On May 2, 1939, Gehrig’s ironman streak came to a conclusion when he voluntarily took himself from the batting order. He returned to Yankee Stadium on July 4 of the year so the team could hold a day in his honour. Standing on the field where he had made a lot of memories and wearing his old uniform, Gehrig said good-bye to his fans having a brief, tearful address to the packed ballpark. “For the last two weeks you have been reading about a poor break,” he said. “Now I consider myself the luckiest guy on the surface of our planet.” He paid homage to his parents, wife and teammates, and after that closed by saying: “I might happen to be given a poor break, but I ‘ve an awful lot to live for. Thanks.”
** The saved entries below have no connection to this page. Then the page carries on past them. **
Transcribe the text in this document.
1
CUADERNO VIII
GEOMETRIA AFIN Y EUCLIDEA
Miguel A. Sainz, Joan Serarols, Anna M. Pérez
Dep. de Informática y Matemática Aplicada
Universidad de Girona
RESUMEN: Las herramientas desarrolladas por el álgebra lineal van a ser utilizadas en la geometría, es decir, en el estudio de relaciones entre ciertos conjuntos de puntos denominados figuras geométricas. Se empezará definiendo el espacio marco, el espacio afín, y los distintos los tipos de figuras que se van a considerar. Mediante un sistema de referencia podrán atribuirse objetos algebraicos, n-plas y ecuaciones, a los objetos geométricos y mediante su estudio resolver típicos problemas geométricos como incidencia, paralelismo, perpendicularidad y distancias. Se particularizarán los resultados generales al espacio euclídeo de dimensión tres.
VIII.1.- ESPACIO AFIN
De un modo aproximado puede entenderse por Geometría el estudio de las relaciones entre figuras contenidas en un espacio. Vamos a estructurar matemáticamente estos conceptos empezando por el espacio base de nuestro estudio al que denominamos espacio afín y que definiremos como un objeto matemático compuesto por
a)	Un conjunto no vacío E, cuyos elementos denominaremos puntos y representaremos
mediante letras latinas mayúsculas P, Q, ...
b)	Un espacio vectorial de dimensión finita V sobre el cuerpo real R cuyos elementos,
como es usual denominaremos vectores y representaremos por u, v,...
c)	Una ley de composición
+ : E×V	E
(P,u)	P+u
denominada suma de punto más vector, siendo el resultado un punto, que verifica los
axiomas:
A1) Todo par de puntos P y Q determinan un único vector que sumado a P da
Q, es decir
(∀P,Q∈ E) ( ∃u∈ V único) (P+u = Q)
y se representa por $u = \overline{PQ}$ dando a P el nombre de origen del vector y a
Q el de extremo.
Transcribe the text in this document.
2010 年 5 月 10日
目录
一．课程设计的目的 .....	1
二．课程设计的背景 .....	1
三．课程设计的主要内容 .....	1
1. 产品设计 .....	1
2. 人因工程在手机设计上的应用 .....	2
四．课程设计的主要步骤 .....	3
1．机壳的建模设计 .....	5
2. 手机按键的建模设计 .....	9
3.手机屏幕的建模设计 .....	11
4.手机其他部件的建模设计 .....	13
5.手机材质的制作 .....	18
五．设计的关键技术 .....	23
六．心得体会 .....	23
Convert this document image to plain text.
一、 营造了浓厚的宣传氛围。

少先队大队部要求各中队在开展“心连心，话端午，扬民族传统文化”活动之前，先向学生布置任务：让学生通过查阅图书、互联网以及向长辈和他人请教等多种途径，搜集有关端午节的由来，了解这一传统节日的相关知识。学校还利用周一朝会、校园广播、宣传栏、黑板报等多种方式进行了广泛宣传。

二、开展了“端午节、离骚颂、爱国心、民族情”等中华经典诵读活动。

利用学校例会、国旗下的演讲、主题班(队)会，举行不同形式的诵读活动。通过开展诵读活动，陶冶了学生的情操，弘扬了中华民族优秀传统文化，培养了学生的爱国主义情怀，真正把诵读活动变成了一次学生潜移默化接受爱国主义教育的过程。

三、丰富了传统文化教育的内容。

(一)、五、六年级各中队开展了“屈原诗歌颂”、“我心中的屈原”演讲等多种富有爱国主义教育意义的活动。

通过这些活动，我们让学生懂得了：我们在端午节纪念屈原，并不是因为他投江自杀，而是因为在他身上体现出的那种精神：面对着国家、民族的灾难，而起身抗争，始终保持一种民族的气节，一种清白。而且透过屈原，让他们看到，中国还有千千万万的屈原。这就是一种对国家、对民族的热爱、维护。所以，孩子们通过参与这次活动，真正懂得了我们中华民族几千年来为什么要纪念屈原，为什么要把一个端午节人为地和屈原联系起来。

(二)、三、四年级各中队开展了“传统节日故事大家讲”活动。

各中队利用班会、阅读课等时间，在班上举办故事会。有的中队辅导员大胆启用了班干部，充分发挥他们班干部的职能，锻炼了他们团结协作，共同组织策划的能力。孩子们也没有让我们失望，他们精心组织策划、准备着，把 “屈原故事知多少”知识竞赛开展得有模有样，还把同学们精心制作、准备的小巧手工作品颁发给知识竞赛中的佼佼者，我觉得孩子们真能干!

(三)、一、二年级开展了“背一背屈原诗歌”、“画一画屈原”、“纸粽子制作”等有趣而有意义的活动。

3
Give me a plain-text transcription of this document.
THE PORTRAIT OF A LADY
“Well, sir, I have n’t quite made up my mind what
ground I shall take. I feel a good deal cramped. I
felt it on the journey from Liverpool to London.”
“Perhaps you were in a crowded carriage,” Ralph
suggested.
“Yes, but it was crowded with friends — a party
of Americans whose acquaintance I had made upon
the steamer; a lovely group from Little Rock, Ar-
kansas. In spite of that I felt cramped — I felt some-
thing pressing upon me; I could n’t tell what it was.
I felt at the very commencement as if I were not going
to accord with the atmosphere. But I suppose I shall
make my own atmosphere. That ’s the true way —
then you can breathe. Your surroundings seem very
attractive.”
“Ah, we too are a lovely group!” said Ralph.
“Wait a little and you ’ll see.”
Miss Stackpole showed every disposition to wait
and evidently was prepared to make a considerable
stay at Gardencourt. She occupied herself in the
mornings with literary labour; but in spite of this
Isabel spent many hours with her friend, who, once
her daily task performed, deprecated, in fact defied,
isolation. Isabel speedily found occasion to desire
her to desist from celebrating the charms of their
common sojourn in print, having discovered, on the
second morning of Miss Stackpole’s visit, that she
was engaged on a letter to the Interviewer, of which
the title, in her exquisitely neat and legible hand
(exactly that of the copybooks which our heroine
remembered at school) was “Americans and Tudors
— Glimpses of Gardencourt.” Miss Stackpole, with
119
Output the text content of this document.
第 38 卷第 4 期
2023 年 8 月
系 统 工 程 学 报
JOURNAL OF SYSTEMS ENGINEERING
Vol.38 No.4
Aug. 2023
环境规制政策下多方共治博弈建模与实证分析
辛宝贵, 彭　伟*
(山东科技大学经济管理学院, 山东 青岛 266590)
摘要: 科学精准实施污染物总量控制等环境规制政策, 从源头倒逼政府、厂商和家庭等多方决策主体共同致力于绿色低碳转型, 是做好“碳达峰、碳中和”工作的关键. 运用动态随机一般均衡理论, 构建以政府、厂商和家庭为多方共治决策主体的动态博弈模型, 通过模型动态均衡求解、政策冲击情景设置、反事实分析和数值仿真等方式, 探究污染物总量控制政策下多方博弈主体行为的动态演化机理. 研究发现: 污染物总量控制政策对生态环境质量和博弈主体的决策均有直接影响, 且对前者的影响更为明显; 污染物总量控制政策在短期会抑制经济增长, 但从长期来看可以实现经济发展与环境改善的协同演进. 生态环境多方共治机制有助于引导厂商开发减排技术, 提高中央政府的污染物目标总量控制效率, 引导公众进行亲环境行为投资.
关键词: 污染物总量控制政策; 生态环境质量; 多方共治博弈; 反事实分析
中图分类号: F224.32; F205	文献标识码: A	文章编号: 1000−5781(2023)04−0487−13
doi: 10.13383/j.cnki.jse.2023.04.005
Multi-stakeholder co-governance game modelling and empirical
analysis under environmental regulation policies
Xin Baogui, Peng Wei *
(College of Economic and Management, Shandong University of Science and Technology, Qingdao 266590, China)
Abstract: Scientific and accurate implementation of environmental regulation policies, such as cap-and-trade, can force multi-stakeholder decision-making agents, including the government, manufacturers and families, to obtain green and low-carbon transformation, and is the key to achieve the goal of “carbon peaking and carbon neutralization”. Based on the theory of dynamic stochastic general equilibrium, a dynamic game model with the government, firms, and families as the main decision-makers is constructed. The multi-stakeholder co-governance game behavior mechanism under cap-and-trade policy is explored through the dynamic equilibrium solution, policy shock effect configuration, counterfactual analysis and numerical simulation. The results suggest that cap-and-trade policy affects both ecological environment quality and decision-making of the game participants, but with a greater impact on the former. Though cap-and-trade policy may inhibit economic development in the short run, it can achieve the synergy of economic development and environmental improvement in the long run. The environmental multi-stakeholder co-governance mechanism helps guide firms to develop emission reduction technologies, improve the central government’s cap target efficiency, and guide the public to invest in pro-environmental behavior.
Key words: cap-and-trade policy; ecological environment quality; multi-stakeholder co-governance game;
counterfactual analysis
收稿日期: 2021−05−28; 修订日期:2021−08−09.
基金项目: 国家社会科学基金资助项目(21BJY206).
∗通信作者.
Within another year, Gehrig kept a busy program, taking a civic function together with the City of Ny in which the former ballplayer decided the time of release for prisoners in the city’s penal institutions. By 1941, however, Gehrig’s health had considerably deteriorated. He mostly stayed at home, too weak to even sign his own name, not as much go out. On June 2, 1941, he passed away in his sleep at his house in Nyc.